Debt and Income Ratios Explained

Lenders basically measure you at a basic level with two factors:

-your income

-your debt load

Your income can be analyzed by looking at your past two years' income. This is so the lender can see how stable your income has been.

A sudden increase in your compensation last month may give you a higher current income, but the lender may discount this a little. Also, if you are on commission the lender will need to see how your commission income has been over time.

Your debt load is a projection of your current debt plus the future mortgage expense. This debt load includes recurring monthly debt expenses - credit card debt, car payments, mandatory child support, etc. The lender may not include some of your monthly debt if it is about to be paid off. For example, a lender may regard ignore your current car payment if you will pay it off completely in two months.

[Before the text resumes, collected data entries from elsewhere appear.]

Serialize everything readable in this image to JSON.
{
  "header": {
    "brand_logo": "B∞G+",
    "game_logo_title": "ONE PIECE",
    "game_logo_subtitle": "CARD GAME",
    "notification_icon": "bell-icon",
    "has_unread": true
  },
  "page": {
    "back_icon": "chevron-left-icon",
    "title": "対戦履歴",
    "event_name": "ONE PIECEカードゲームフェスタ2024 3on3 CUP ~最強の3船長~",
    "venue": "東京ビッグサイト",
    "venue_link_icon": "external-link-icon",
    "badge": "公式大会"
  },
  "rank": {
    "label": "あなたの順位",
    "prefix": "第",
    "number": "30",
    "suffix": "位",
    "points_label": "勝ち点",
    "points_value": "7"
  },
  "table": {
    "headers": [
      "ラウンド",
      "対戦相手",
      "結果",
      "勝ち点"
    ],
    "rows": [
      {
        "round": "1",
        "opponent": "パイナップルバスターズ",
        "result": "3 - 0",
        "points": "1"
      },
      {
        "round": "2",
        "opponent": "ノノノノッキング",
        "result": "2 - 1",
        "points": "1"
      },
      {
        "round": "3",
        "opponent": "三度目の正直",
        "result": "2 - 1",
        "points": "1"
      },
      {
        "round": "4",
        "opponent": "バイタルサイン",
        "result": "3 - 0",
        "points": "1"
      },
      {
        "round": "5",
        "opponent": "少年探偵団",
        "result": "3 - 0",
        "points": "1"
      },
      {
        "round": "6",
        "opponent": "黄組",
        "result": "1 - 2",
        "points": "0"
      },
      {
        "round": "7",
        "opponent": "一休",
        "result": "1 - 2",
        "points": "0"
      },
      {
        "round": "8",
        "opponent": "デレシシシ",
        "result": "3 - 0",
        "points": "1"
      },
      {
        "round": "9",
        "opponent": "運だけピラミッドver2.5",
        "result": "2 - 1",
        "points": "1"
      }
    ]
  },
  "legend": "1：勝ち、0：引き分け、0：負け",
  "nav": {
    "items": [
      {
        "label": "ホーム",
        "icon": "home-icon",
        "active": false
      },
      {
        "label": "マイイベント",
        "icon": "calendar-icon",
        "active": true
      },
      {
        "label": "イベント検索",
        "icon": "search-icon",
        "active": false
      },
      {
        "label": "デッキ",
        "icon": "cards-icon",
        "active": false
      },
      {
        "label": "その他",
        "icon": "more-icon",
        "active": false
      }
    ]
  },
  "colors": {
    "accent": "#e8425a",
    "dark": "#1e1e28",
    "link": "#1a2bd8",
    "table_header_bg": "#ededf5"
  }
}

The debt load the lender factors in can also exclude debt that will be paid off in a refinance. For example, if your refinance will pay of $30,000 in credit card debt and $10,000 in a car loan, then those monthly payments will not be factored in because they will be paid off as part of the refinance. Keep in mind that many times the checks to your creditors to pay off your debt are created as part of the transaction and you may have no choice but to pay some debt off. If you co-signed on someone else's loan and the lender wants to pay it off, you may want to go to another lender.

Debt to income ratios are a measure of the ratio of your monthly debt payments to your monthly pretax income. If your total monthly payments are $3,000 per month and your pretax income is $10,000 then your debt to income ratio is 30%.

Many lenders use a combination of two measures of your debt - with and without the mortgage. There is a maximum level of overall debt, and a subset of this is the maximum level of mortgage debt.

Debt and Income Ratios - How To Work This

Different lenders have different guidelines. Some will allow a debt to income ratio of 55%. Some will only allow a debt to income ratio of 38%. Each lender is different.

If you want a larger loan than one lender is willing to provide, use another lender that allows for a higher debt to income ratio.

Keep in mind that many loans are "stated loans" where you only have to state your income, not prove it. Your "stated income" should mesh with your job title. If you are a gardener claiming a $25,000 per month in income, the lender may not believe this. What one lender will allow you to state as your income is very different than what another lender will allow. Just because one lender rejects your application based on your stated income does not mean another lender will.